Atualmente, há entidades que oferecem coaching em massa, para centenas de empregados, independentemente do cargo e necessidades individuais. Será que o processo, sendo utilizado dessa forma, ajuda as empresas a obter os resultados que almejam?

Outro ponto que merece reflexão e que vem se tornando cada vez mais comum, é o coaching estar sendo empurrado goela abaixo, não havendo preparação para um determinado funcionário passar pela experiência. Esse comportamento pode comprometer todo o processo pois para que o mesmo tenha condições de dar certo é que o profissional tenha desejo em fazê-lo e que esteja comprometido com a mudança.

Outro erro muito comum é acreditar ser possível transformar todo chefe em líder coach, sendo que o erro aí está embasado em achar que fornecer feedback e desenvolver os liderados, um dos papeis de todo gestor, faz parte do processo de coaching que está relacionado em fazer perguntas e provocar, instigando a reflexão.

Como podemos perceber, uma ferramenta valiosa no desenvolvimento profissional vem sendo utilizado de forma inadequada e começando a gerar diversos questionamentos por parte da comunidade empresarial.

quarta-feira, 29 de abril de 2015

A Cegueira dos Chefes



Uma equipe que entrega bons resultados e supera expectativas tem necessariamente um ótimo chefe?

Segundo uma pesquisa conduzida por Kannan Ramaswamy e Wiliam Youngdahl, professores de liderança de uma das mais renomadas escola de negócios dos EUA, chegou à conclusão que o grande erro dos gestores é achar que são bons porque suas equipes apresentam resultados positivos.

Os resultados mostraram que os gestores estão desacreditados por suas equipes pois 52% dos entrevistados disseram atingir bons resultados apesar de seus chefes e não por causa deles.

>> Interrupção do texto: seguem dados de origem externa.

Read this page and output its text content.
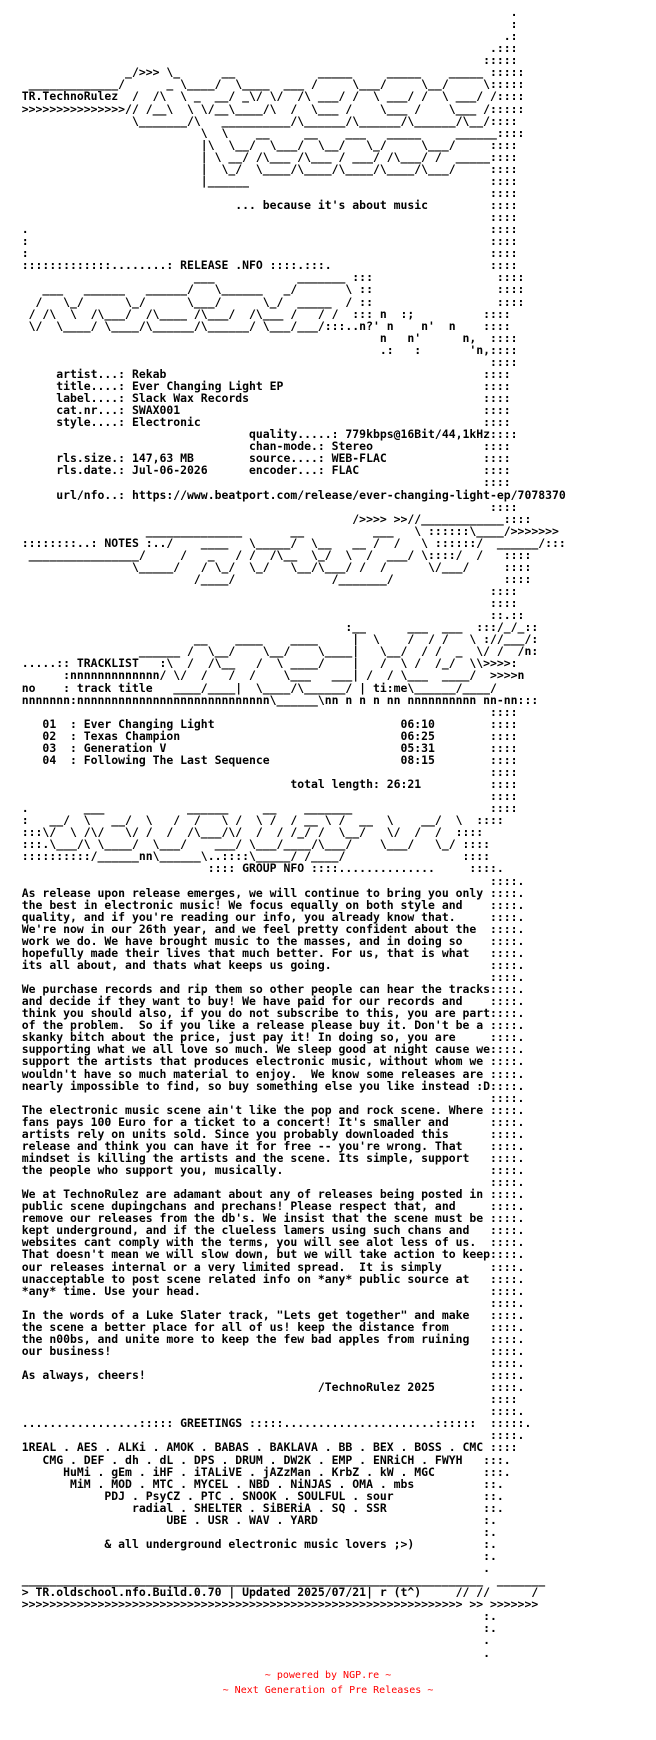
.
:
.:
.:::
:::::
_/>>> \_      __            _____     _____    _____ :::::
_____________/      _ \____/  \____  ___ /     \___/     \__/     \:::::
TR.TechnoRulez  /  /\  \ _  __/ _\/ \/  /\ ___/ /  \ ___/ /  \ ___/ /::::
>>>>>>>>>>>>>>>// /__\  \ \/__\____/\  /  \___ /    \___ /    \___ /:::::
\_______/\   __________/\______/\______/\______/\__/::::
\  \    __     __    ___   _____     ______::::
|\  \__/  \___/  \__/   \_/     \___/     ::::
| \ __/ /\___ /\___ / ___/ /\___/ /  _____::::
|  \_/  \____/\____/\____/\____/\___/     ::::
|______                                   ::::
::::
... because it's about music         ::::
::::
.                                                                   ::::
:                                                                   ::::
:                                                                   ::::
:::::::::::::........: RELEASE .NFO ::::.:::.                       ::::
___            _______ :::                  ::::
___   ______   ______/   \______   _/       \ ::                  ::::
/   \_/      \_/      \___/      \_/  _____  / ::                  ::::
/ /\  \  /\___/  /\____ /\___/  /\___ /   / /  ::: n  :;          ::::
\/  \____/ \____/\______/\______/ \___/___/:::..n?' n    n'  n    ::::
n   n'      n,  ::::
.:   :       'n,::::
::::
artist...: Rekab                                              ::::
title....: Ever Changing Light EP                             ::::
label....: Slack Wax Records                                  ::::
cat.nr...: SWAX001                                            ::::
style....: Electronic                                         ::::
quality.....: 779kbps@16Bit/44,1kHz::::
chan-mode.: Stereo                ::::
rls.size.: 147,63 MB        source....: WEB-FLAC              ::::
rls.date.: Jul-06-2026      encoder...: FLAC                  ::::
::::
url/nfo..: https://www.beatport.com/release/ever-changing-light-ep/7078370
::::
/>>>> >>//____________::::
______________       __          ___   \ ::::::\____/>>>>>>>
::::::::..: NOTES :../    ____   \_____/  \__   __ /  /   \ ::::::/  ______/:::
________________/     /   _   / /  /\__  \_/  \  /  ___/ \::::/  /   ::::
\_____/   / \_/  \_/   \__/\___/ /  /      \/___/     ::::
/____/              /_______/                ::::
::::
::::
::.::
:__      ___  ___  :::/_/_::
__    ____    ____     |  \    /  / /   \ ://___/:
______ /  \__/    \__/    \____|   \__/  / /  _  \/ /  /n:
.....:: TRACKLIST   :\  /  /\__   /  \ ____/    |   /  \ /  /_/  \\>>>>:
:nnnnnnnnnnnnn/ \/  /   /  /    \___   ___| /  / \___  ____/  >>>>n
no    : track title   ____/____|  \____/\______/ | ti:me\______/____/
nnnnnnn:nnnnnnnnnnnnnnnnnnnnnnnnnnnn\______\nn n n n nn nnnnnnnnnn nn-nn:::
::::
01  : Ever Changing Light                           06:10        ::::
02  : Texas Champion                                06:25        ::::
03  : Generation V                                  05:31        ::::
04  : Following The Last Sequence                   08:15        ::::
::::
total length: 26:21          ::::
::::
.        ___            ______     __    _______                    ::::
:   __/  \   __/  \   /  /   \ /  \ /  / __ \ /  __  \    __/  \  ::::
:::\/  \ /\/   \/ /  /  /\___/\/  /  / /_/ /  \__/   \/  /  /  ::::
:::.\___/\ \____/  \___/    ___/ \___/____/\___/    \___/   \_/ ::::
::::::::::/______nn\______\..::::\_____/ /____/                 ::::
:::: GROUP NFO ::::..............     ::::.
::::.
As release upon release emerges, we will continue to bring you only ::::.
the best in electronic music! We focus equally on both style and    ::::.
quality, and if you're reading our info, you already know that.     ::::.
We're now in our 26th year, and we feel pretty confident about the  ::::.
work we do. We have brought music to the masses, and in doing so    ::::.
hopefully made their lives that much better. For us, that is what   ::::.
its all about, and thats what keeps us going.                       ::::.
::::.
We purchase records and rip them so other people can hear the tracks::::.
and decide if they want to buy! We have paid for our records and    ::::.
think you should also, if you do not subscribe to this, you are part::::.
of the problem.  So if you like a release please buy it. Don't be a ::::.
skanky bitch about the price, just pay it! In doing so, you are     ::::.
supporting what we all love so much. We sleep good at night cause we::::.
support the artists that produces electronic music, without whom we ::::.
wouldn't have so much material to enjoy.  We know some releases are ::::.
nearly impossible to find, so buy something else you like instead :D::::.
::::.
The electronic music scene ain't like the pop and rock scene. Where ::::.
fans pays 100 Euro for a ticket to a concert! It's smaller and      ::::.
artists rely on units sold. Since you probably downloaded this      ::::.
release and think you can have it for free -- you're wrong. That    ::::.
mindset is killing the artists and the scene. Its simple, support   ::::.
the people who support you, musically.                              ::::.
::::.
We at TechnoRulez are adamant about any of releases being posted in ::::.
public scene dupingchans and prechans! Please respect that, and     ::::.
remove our releases from the db's. We insist that the scene must be ::::.
kept underground, and if the clueless lamers using such chans and   ::::.
websites cant comply with the terms, you will see alot less of us.  ::::.
That doesn't mean we will slow down, but we will take action to keep::::.
our releases internal or a very limited spread.  It is simply       ::::.
unacceptable to post scene related info on *any* public source at   ::::.
*any* time. Use your head.                                          ::::.
::::.
In the words of a Luke Slater track, "Lets get together" and make   ::::.
the scene a better place for all of us! keep the distance from      ::::.
the n00bs, and unite more to keep the few bad apples from ruining   ::::.
our business!                                                       ::::.
::::.
As always, cheers!                                                  ::::.
/TechnoRulez 2025        ::::.
::::
::::.
.................::::: GREETINGS :::::......................::::::  :::::.
::::.
1REAL . AES . ALKi . AMOK . BABAS . BAKLAVA . BB . BEX . BOSS . CMC ::::
CMG . DEF . dh . dL . DPS . DRUM . DW2K . EMP . ENRiCH . FWYH   :::.
HuMi . gEm . iHF . iTALiVE . jAZzMan . KrbZ . kW . MGC       :::.
MiM . MOD . MTC . MYCEL . NBD . NiNJAS . OMA . mbs          ::.
PDJ . PsyCZ . PTC . SNOOK . SOULFUL . sour             ::.
radial . SHELTER . SiBERiA . SQ . SSR              ::.
UBE . USR . WAV . YARD                        :.
:.
& all underground electronic music lovers ;>)          :.
:.
.
___________________________________________________________________  _______
> TR.oldschool.nfo.Build.0.70 | Updated 2025/07/21| r (t^)     // //      /
>>>>>>>>>>>>>>>>>>>>>>>>>>>>>>>>>>>>>>>>>>>>>>>>>>>>>>>>>>>>>>>> >> >>>>>>>
:.
:.
.
.

~ powered by NGP.re ~
~ Next Generation of Pre Releases ~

Os estudiosos sugerem que o grande problema do comportamento dos chefes é acreditar que os bons resultados de seus times são consequência de uma boa liderança, nomeando esse fenômeno de hindrance trap (armadilha do bloqueio). Segundo os professores, na prática isso significa que os chefes são incapazes de perceber suas falhas de liderança quando têm funcionários que cumprem metas.

Muitos gestores acreditam que, se os resultados vieram, está tudo bem. Porém, se o líder volta seu foco apenas para as metas e a rapidez das entregas, ele pode se descuidar de suas atribuições. Dessa forma, podem cometer erros básicos de liderança tais como não fornecer feedback aos funcionários ou não perceber que alguém está sem engajamento.

O resultado desse comportamento é se tornar um chefe imediatista, que só age e não pensa sobre as consequências de suas decisões. A melhor estratégia para evitar esse erro, ainda segundo os pesquisadores, é entender qual é o foco da empresa e não apenas agir no curto prazo.